Participants are actively exploring different configurations and reasoning about the coverage of the larger circle. Some have provided insights into how many smaller circles are needed, while others are questioning the implications of their findings and considering edge cases.
There is an ongoing examination of the assumptions regarding the placement of stations and their coverage, particularly in relation to the center of the city and the implications of having zero or one station within a certain distance.
UD1 said:Homework Statement
In a circle city of radius 4 we have 18 cell phone power stations. Each station covers the area at distance within 6 from itself. Show that there are at least two stations that can transmit to at least five other stations.
Homework Equations
The Attempt at a Solution
All I can say is that I'm pretty sure this is an application of the pigeonhole principle.

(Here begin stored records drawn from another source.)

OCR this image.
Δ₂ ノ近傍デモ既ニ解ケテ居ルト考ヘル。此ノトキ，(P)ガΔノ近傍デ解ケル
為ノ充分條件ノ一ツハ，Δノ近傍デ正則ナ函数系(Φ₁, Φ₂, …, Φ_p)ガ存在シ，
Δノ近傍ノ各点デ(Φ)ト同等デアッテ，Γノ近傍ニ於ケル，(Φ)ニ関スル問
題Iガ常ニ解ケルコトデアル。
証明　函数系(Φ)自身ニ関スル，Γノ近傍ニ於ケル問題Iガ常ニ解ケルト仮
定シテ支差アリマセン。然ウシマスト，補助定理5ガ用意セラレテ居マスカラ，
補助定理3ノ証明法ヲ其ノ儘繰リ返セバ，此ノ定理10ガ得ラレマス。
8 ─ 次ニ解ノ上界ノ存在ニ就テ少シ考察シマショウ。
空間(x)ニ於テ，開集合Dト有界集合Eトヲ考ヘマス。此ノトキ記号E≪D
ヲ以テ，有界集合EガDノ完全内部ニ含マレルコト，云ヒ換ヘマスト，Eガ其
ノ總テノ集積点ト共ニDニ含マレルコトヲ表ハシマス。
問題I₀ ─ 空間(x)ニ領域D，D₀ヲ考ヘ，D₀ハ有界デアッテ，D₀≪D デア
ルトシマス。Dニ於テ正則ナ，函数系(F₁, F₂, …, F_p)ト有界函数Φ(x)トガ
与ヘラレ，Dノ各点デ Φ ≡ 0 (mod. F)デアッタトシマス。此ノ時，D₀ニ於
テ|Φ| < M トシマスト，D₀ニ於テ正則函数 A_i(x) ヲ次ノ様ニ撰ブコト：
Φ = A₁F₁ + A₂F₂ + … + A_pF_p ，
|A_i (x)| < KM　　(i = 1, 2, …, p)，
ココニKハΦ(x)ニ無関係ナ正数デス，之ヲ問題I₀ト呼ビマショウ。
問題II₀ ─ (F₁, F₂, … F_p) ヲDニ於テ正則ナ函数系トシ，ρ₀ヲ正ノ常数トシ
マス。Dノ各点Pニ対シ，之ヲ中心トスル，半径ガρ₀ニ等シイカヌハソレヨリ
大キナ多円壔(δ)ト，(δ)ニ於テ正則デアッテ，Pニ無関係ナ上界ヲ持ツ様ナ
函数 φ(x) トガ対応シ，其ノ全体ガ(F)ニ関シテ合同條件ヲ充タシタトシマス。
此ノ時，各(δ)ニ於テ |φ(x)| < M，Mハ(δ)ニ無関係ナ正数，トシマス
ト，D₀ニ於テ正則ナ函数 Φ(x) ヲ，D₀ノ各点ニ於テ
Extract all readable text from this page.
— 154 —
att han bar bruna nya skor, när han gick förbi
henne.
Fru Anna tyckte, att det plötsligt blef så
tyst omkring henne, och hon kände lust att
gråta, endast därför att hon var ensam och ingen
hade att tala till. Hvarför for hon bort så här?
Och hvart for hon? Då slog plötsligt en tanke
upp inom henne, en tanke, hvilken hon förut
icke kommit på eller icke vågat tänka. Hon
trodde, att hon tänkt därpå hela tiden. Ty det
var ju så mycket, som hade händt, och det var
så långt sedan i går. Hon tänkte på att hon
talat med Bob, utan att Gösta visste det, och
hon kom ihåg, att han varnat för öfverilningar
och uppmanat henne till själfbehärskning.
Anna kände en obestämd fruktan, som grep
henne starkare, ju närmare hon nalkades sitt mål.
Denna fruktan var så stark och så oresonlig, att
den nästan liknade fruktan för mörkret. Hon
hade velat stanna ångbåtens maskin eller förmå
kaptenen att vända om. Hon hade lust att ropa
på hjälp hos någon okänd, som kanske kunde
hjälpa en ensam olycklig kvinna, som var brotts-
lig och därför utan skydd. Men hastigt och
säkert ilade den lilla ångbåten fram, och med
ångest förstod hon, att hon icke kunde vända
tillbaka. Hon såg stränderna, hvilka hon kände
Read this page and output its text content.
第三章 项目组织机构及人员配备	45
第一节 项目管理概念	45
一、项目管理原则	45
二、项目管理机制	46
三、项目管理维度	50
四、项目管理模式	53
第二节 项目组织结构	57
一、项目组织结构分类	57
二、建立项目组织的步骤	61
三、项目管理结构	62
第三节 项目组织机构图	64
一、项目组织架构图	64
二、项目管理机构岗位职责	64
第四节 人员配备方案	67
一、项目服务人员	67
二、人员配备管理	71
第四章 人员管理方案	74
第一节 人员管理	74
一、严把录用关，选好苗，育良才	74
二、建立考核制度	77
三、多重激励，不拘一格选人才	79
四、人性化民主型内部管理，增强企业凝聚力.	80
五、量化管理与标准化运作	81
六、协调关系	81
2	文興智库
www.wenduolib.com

UD1 said:Thanks for your reply, Dick.
I don't see how you can cover a circle of radius 4 by 3 circles radius 3 each, but 4 such circles is definitely enough. For instance, putting the center of the coordinate system at the center of the circle, so that it has equation x^2+y^2=4^2, the four small circles will have equations (x\pm\sqrt{2})^2+(y\pm\sqrt{2})^2=3^2. It's easy to check that they really cover the big circle. Then by pigeonhole, at least one of the small circles contains at least five stations, so that they all can talk to each other. However, I still don't see how the result follows from this.